Professional athletes use chiropractors for three overlapping reasons: maintaining joint mobility, recovering from injuries faster, and keeping their bodies aligned under the repetitive physical stress of their sport.

Chiropractic adjustments focus on improving joint mobility, flexibility, and range of motion. For athletes whose performance depends on how efficiently their muscles and nerves coordinate, even small improvements in spinal alignment or joint function can translate to better movement quality. A golfer’s swing, a quarterback’s throw, and a boxer’s punch all rely on kinetic chains that start in the spine and extend through the extremities. When joints in that chain aren’t moving well, compensation patterns develop, and those patterns increase injury risk over time.

Many professional athletes receive adjustments multiple times per week during their competitive seasons. The timing varies depending on the goal. Some athletes get adjusted before competition to optimize their movement, while others use post-game or post-workout sessions to address pain, stiffness, or alignment issues that develop during play.

What the Research Shows

The scientific evidence supporting chiropractic care for athletes is still relatively small in scale, though the results that exist are largely positive. A systematic review of randomized controlled trials examining chiropractic treatment in sports found that three out of four studies showed significant improvements in performance enhancement, injury treatment, or rehabilitation time. The studies looked at outcomes like grip strength in judo athletes and recovery from recurrent ankle sprains. One study on jet lag treatment showed no benefit compared to a control group.

The main caveat is sample size. The intervention groups in those three positive studies included just 9, 15, and 15 participants respectively.
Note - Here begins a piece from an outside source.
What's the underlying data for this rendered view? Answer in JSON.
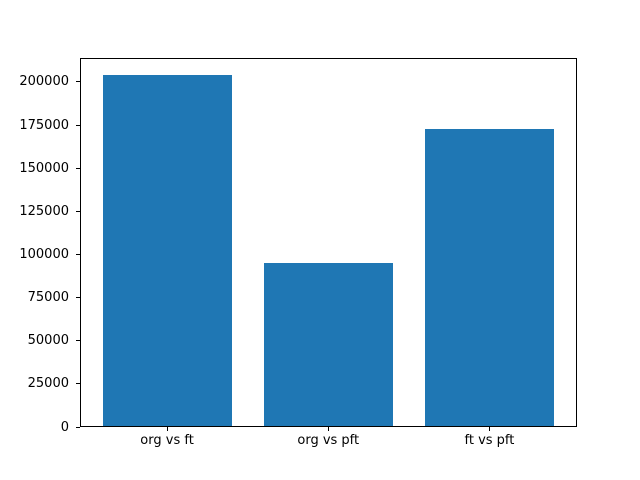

The clinical trial quality was rated high, but the small numbers mean the findings are suggestive rather than definitive. Still, the gap between formal research and real-world adoption is notable. Professional sports organizations with millions of dollars invested in player health have consistently chosen to integrate chiropractic care into their medical programs, which tells its own story about perceived value at the elite level.